Roberto Mancini pewny swego przed barażami. „Pojedziemy na Mistrzostwa Świata i wygramy turniej”
2021-11-16 08:13:50; Aktualizacja: 3 lata temuReprezentacja Włoch straciła na ostatniej prostej pozycję lidera grupy C na rzecz Szwajcarii po remisie z Irlandią Północną (0:0). W związku z tym o udział na mundialu będzie musiała powalczyć w barażach.
Drużyna prowadzona przez Roberto Manciniego zachwycała nie tak dawno świat za sprawą świetnej postawy prezentowanej na Mistrzostwach Europy i w efekcie zgarnęła tytuł dla najlepszej ekipy Starego Kontynentu.
W związku z tym wielu ekspertów, dziennikarzy oraz kibiców przypuszczało, że zespół z Półwyspu Apenińskiego nie będzie miał większych problemów z odniesieniem sukcesu w postaci wywalczenia bezpośredniego awansu na Mistrzostwa Świata organizowane w przyszłym roku przez Katar.
Włochy udanie rozpoczęły rywalizację w kwalifikacjach od odniesienia trzech zwycięstw.
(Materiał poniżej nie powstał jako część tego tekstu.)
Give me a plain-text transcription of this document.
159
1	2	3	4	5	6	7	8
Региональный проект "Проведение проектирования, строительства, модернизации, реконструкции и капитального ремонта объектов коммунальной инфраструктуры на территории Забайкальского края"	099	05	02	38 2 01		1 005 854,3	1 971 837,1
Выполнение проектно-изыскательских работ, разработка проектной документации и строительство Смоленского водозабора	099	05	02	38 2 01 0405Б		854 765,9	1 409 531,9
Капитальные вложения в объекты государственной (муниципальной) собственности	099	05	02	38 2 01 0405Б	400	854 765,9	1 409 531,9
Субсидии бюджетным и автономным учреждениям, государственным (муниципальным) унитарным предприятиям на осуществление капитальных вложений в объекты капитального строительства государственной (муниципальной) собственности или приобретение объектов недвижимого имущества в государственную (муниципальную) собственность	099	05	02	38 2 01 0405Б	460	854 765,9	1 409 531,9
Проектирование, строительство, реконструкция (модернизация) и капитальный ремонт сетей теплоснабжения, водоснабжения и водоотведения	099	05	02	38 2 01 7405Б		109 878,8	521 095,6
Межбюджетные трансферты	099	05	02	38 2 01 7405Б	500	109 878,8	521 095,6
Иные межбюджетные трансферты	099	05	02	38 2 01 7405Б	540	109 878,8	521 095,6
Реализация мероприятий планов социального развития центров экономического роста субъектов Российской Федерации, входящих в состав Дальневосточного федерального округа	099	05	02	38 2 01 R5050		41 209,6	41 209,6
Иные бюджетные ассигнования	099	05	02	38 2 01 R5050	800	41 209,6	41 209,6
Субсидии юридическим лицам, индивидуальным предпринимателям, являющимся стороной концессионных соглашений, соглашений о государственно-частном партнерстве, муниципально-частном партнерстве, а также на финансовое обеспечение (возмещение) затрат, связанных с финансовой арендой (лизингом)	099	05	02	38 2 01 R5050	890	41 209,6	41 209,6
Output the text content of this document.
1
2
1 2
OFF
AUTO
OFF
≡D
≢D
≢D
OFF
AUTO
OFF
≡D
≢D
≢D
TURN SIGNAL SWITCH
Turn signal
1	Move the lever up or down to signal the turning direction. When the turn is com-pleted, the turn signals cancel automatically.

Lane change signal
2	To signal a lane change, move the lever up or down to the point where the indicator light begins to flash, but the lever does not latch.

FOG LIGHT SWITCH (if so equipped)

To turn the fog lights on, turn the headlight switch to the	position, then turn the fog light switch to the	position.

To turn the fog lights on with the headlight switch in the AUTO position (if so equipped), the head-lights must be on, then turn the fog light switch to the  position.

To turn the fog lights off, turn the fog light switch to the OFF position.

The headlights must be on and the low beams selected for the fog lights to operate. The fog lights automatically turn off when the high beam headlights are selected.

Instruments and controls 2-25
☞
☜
Potem jednak przydarzyły się im dwa potknięcia w postaci remisów zanotowanych z Bułgarią (1:1) i Szwajcarią (0:0) niedługo po wygraniu wspomnianego trofeum, co praktycznie pozbawiło „Squadra Azzurra” szans na zaliczenie kolejnych wpadek w listopadowych meczach.Popularne
A w nich mistrzowie Europy zremisowali spotkanie z walczącymi z nimi o pierwsze miejsce „Czerwonymi Krzyżowcami” (1:1) i w poniedziałkowy wieczór nie zdołali sforsować defensywy Irlandii Północnej, co przy jednoczesnej wygranej Szwajcarii nad Bułgarią (4:0) zepchnęło ich na pozycję zmuszającą do wzięcia udziału w marcowych barażach jako zespół rozstawiony.
Selekcjoner Roberto Mancini nie ukrywał po zakończeniu ostatniego eliminacyjnego pojedynku rozczarowania tego powodu, ale jednocześnie zapewnił, że cele Włoch pozostają niezmienne i zamierzają nie tylko pojechać do Kataru, ale i wrócić do domu z tytułem mistrzowskim.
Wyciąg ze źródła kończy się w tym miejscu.